Reading Text Files and csv or xls files using SQL code
Posted by decipherinfosys on February 4, 2009
A reader recently asked that occasionally she gets some text files or csv/xls files from their sales team that she needs to load up and query upon in order to provide some analysis back to the teams. She used one of the SSIS packages that we had presented on our blog before in order to dynamically load up any text file or csv/xls file – and used to dump that data into separate tables in a separate schema. She wanted to get away from that process and just be able to query those files directly since after the analysis is done, she had to drop those tables.
An alternative is to use either linked servers or just use the openrowset or opendatasource queries in the case of SQL Server. In the case of Oracle, you can use external tables or using heterogenous database links.
Let’s take up an example to illustrate this – say we have a xls file called SalesData.xls which resides in the C:\Blog folder on the server where we are going to write this query. Note – the file needs to reside on that server and not on your desktop/laptop. Let’s write up queries using openrowset and opendatasource to query the file.
FROM OPENROWSET(‘Microsoft.Jet.OLEDB.4.0’, ‘Excel 8.0;Database=C:\Blog\SalesData.xls’, [SalesData_tab$])
FROM OPENDATASOURCE (‘Microsoft.Jet.OLEDB.4.0’, ‘Data Source=C:\Blog\SalesData.xls;Extended Properties=Excel 8.0’)…[SalesData_tab$]
And there are BULK load options also available using which you can specify the error file, the rows per batch, code page etc.. A format file can be specified as well in the case of flat file imports.
Please do note that usage of openrowset as well as opendatasource requires three considerations:
a) DisallowAdhocAccess registry option should be set to 0 for specific OLEDB provider entry.
b) “Ad Hoc Distributed Queries” advance option should be enabled using sp_configure system stored procedure for SQL Server instance.
c) Authentication Delegation must be configured.

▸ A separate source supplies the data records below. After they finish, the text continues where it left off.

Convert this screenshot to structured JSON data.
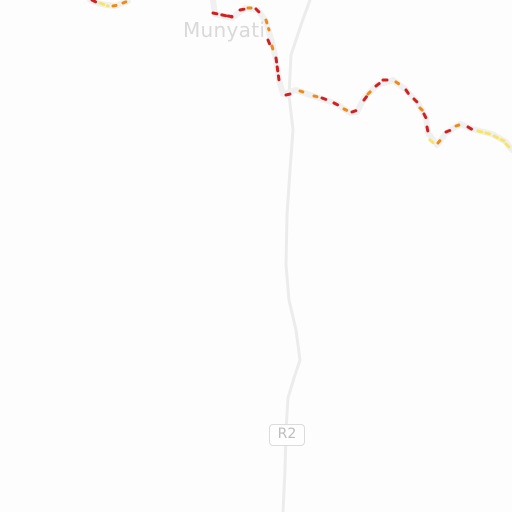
{
  "map": {
    "place_label": "Munyati",
    "road_shield": "R2",
    "colors": {
      "background": "#fdfdfd",
      "road": "#ececec",
      "river_casing": "#f0f0f0",
      "traffic_heavy": "#d21f1f",
      "traffic_moderate": "#f08a12",
      "traffic_light": "#f6e56a",
      "label": "#d9d9d9"
    }
  }
}
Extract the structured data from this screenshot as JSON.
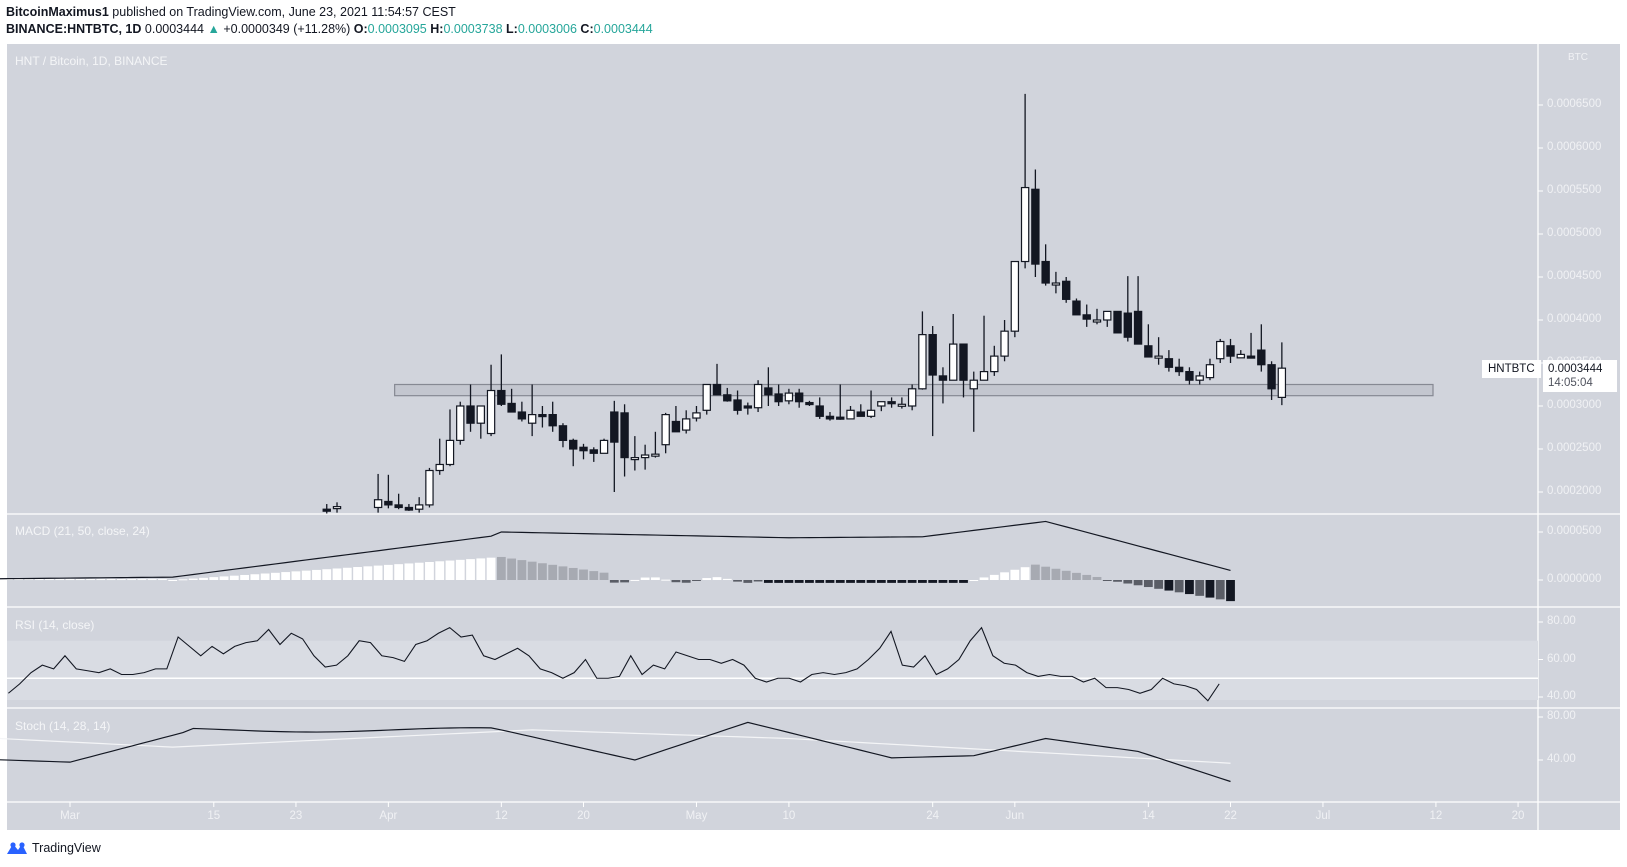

You can read up more on Openrowset and Opendatsource from the online BOL version. These are pretty powerful features and gives you an alternative to loading and storing temporary data in the database. And since you can directly write select queries against such files, you can then join the output from those files to the data that resides in tables in your database and do your analysis without the need to create data structures in the database to store this temporary data.